-1

I use a regexp to test a link :

lolspec:\/\/(spectator\.(na|euw1|eu|kr|oc1|br|la1|la2|ru|tr|pbe1)\.lol\.riotgames\.com:(80|8088)((([?&]region=(NA1|EUW1|EUN1|KR|OC1|BR1|LA1|LA2|RU|TR1|PBE1))|([?&]gameID=([0-9]+))|([?&]encKey=(.+)))){3})

to test this link :

lolspec://spectator.euw1.lol.riotgames.com:80?region=NA1&gameID=44584&encKey=fghgdsv1134+ianfcuia

but some groups are empty (#7, #8, #9)

what should I do ?

Alan Stokes
  • 18,815
  • 3
  • 45
  • 64
  • If that's valid, make the groups optional. – adamdc78 Mar 21 '16 at 20:10
  • You might be looking for a [non-capturing group](https://stackoverflow.com/q/3512471). – Siguza Mar 21 '16 at 20:10
  • 1
    Are you sure you need to capture the result of `(na|euw1|eu|kr|oc1|br|la1|la2|ru|tr|pbe1)`? You can still make it a group, but have it be non-capturing `(?:na|euw1|...)`. Nesting capture groups can quickly mess with result ordering if you're not careful. – Mr.
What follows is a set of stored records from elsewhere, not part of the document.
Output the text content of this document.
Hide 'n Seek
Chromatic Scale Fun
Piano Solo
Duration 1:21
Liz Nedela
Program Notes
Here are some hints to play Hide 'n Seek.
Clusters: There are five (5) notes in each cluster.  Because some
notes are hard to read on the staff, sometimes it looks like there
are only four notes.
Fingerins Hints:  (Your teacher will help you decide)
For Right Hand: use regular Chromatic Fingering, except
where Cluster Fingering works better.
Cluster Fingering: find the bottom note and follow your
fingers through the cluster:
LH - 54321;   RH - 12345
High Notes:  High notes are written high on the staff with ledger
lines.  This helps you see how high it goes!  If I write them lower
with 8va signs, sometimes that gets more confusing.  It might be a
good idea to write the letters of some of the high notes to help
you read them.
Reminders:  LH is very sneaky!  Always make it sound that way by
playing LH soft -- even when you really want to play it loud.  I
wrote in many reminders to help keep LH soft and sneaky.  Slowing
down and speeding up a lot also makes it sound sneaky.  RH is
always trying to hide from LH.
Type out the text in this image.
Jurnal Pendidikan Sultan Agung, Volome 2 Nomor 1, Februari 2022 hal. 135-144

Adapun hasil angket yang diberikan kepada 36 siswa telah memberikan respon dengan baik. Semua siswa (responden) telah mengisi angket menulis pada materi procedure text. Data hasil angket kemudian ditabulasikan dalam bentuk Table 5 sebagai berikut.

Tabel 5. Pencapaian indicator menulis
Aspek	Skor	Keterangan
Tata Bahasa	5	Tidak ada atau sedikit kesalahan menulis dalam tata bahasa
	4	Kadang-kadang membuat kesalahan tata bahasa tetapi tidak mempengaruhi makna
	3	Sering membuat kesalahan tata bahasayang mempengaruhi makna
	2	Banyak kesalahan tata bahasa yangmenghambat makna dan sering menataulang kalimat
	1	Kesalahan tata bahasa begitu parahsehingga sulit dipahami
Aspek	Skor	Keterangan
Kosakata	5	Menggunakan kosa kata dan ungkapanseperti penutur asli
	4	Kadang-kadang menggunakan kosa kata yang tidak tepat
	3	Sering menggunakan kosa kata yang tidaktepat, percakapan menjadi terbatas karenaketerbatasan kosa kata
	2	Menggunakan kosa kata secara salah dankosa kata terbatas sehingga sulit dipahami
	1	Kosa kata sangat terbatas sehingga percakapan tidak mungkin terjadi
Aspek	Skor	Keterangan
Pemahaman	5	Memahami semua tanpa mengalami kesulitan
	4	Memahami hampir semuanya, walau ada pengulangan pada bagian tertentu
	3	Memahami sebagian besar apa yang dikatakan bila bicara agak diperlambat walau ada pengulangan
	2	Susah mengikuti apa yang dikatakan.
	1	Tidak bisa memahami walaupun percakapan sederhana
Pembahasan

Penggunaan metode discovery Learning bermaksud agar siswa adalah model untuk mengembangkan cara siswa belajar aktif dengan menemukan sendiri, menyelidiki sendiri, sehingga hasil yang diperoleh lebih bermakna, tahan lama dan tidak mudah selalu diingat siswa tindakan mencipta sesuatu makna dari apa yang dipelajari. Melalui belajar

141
Llama Mar 21 '16 at 20:11
  • 1
    Don't use a regex to parse a URL, use a URL parser. Depending on the language, this can be simplified dramatically and made much less error prone. – nickb Mar 21 '16 at 20:11
  • I need to capture it yes – Luca Laissue Mar 21 '16 at 20:11
  • I tried to reduce the number of groups using the "non-capture" but some groups are not captured – Luca Laissue Mar 21 '16 at 20:24
  • @LucaLaissue - What language is this in? How are you using this regex? – nickb Mar 21 '16 at 20:25
  • I'll use this in C++ – Luca Laissue Mar 21 '16 at 20:27
  • [group #2, #3 should contains something : Regex](https://regexper.com/#%5Elolspec%3A%5C%2F%5C%2F(spectator%5C.(%3F%3Ana%7Ceuw1%7Ceu%7Ckr%7Coc1%7Cbr%7Cla1%7Cla2%7Cru%7Ctr%7Cpbe1)%5C.lol%5C.riotgames%5C.com%3A(%3F%3A80%7C8088))(%3F%3A(%3F%3A(%3F%3A%5B%3F%26%5Dregion%3D(NA1%7CEUW1%7CEUN1%7CKR%7COC1%7CBR1%7CLA1%7CLA2%7CRU%7CTR1%7CPBE1))%7C(%3F%3A%5B%3F%26%5DgameID%3D(%5B0-9%5D%2B))%7C(%3F%3A%5B%3F%26%5DencKey%3D(.%2B)))%7B3%7D)%24) – Luca Laissue Mar 21 '16 at 20:32

1 Answers1

0

Probably overkill on the capture groups.

The regex you use there contains a container capture group 4 that is quantified
like this ( ... ){3}.

What that will do is overwrite the container capture buffer 3 times leaving
the last value captured within the capture group.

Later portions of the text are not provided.